Fim da safra de café pressiona preços e exportação no Brasil
Colheita perto do fim aumenta oferta global e derruba cotações do arábica e do robusta nas bolsas
A aproximação do fim da colheita da safra brasileira de café está pressionando as cotações internacionais do grão, segundo dados do mercado divulgados pelo boca.com.br em 28 de agosto de 2026. Entre janeiro e agosto, o preço do café arábica caiu 5,6% nas bolsas, enquanto o robusta recuou 7,6%, movimento associado ao aumento da oferta global.
O impacto atinge diretamente produtores, exportadores e toda a cadeia que depende da comercialização do grão no país. Com a colheita avançando, mais café entra no mercado ao mesmo tempo em que a produção de outras regiões cafeeiras do mundo também chega às bolsas, o que tende a segurar os preços por mais tempo.
Como os preços se comportaram até agosto de 2026
De acordo com o levantamento, a libra-peso do arábica passou de US$ 3,57 no início do ano para US$ 3,37 em agosto. Já o robusta caiu de US$ 4.132 para US$ 3.816 por tonelada no mesmo período.
Apesar da queda acumulada, o terceiro trimestre trouxe uma recuperação parcial e instável para o arábica. O motivo, segundo a reportagem, foi o atraso em algumas colheitas desse tipo de grão, que aliviou momentaneamente a pressão de oferta, combinado a uma demanda firme pelo robusta.
Ainda assim, essa oscilação das bolsas não tem se refletido de forma integral no que o produtor recebe. Há uma diferença relevante entre o valor negociado nos contratos futuros e o preço praticado no mercado físico, o que reduz o ganho efetivo de quem vende o café diretamente.
Chuvas em julho afetaram qualidade da colheita
O clima também entrou na equação. Chuvas acima da média em julho dificultaram tanto a colheita quanto a secagem dos grãos, fazendo com que uma parcela maior do café ficasse em contato direto com o solo por mais tempo.
Esse contato prolongado pode comprometer a qualidade do produto final, o que tende a ampliar a diferença de preço entre lotes de melhor e pior qualidade nos próximos meses.
Exportações caem, mas robusta cresce
Entre janeiro e julho de 2026, o Brasil exportou 20,7 milhões de sacas de café, uma retração de 6,4% em relação ao mesmo período de 2025. Somente em julho, o embarque de arábica verde recuou 8,7%, para 1,8 milhão de sacas.
Na direção oposta, a exportação de robusta verde saltou 84,1% em julho, chegando a 851 mil sacas.

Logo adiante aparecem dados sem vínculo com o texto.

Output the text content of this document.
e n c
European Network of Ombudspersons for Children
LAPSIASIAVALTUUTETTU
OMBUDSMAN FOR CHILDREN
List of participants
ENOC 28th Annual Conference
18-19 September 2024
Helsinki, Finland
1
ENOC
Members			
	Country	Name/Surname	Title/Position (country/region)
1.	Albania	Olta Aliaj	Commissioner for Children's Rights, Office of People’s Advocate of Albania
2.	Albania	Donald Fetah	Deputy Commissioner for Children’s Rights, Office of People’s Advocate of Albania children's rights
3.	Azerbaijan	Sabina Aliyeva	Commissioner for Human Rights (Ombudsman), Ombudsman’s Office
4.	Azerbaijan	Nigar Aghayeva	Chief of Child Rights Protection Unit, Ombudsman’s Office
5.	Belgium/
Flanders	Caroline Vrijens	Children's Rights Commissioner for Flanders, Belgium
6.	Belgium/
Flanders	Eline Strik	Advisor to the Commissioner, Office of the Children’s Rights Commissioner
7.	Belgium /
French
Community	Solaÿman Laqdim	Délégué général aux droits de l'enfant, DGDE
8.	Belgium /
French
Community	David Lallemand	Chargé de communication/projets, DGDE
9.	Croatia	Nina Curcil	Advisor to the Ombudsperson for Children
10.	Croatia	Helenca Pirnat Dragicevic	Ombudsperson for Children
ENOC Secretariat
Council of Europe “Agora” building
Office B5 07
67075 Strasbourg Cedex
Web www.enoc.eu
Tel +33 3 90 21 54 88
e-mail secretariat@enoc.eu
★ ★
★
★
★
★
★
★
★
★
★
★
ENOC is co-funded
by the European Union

O volume maior pode contribuir para recompor estoques globais que estavam pressionados, embora a perda de qualidade em parte da produção deva acentuar as diferenças de preço entre partidas do grão.
Fatores externos também pesam no mercado
Do lado comercial, os Estados Unidos não aplicaram tarifas sobre o café brasileiro, o que é visto como favorável para os exportadores do país. Já na Colômbia, um terremoto de magnitude 7,4 afetou a logística de escoamento do café colombiano, sem, no entanto, causar danos relevantes às lavouras, conforme apurado pelo boca.com.br.
Essa combinação de fatores, tarifa favorável ao Brasil de um lado e dificuldade logística em país concorrente do outro, pode abrir espaço para que outros fornecedores globais ganhem participação no mercado nos próximos meses.
O que muda na prática para quem depende do café
Para o produtor brasileiro, o cenário reforça a necessidade de acompanhar de perto a diferença entre o preço da bolsa e o valor pago no mercado físico antes de fechar negócios, já que os dois nem sempre andam juntos. Quem colheu com chuva deve avaliar com cuidado a qualidade do lote, pois grãos que ficaram em contato com o solo tendem a valer menos.
Para o consumidor final, ainda não há confirmação de como essa queda nas cotações internacionais vai se refletir no preço do café no supermercado brasileiro, já que a formação de preço no varejo depende de outros fatores, como custos de torrefação, distribuição e tributos. O que se sabe, por ora, é que a pressão vem do aumento da oferta global com o avanço da colheita e da entrada de grãos de outras regiões produtoras nas próximas semanas.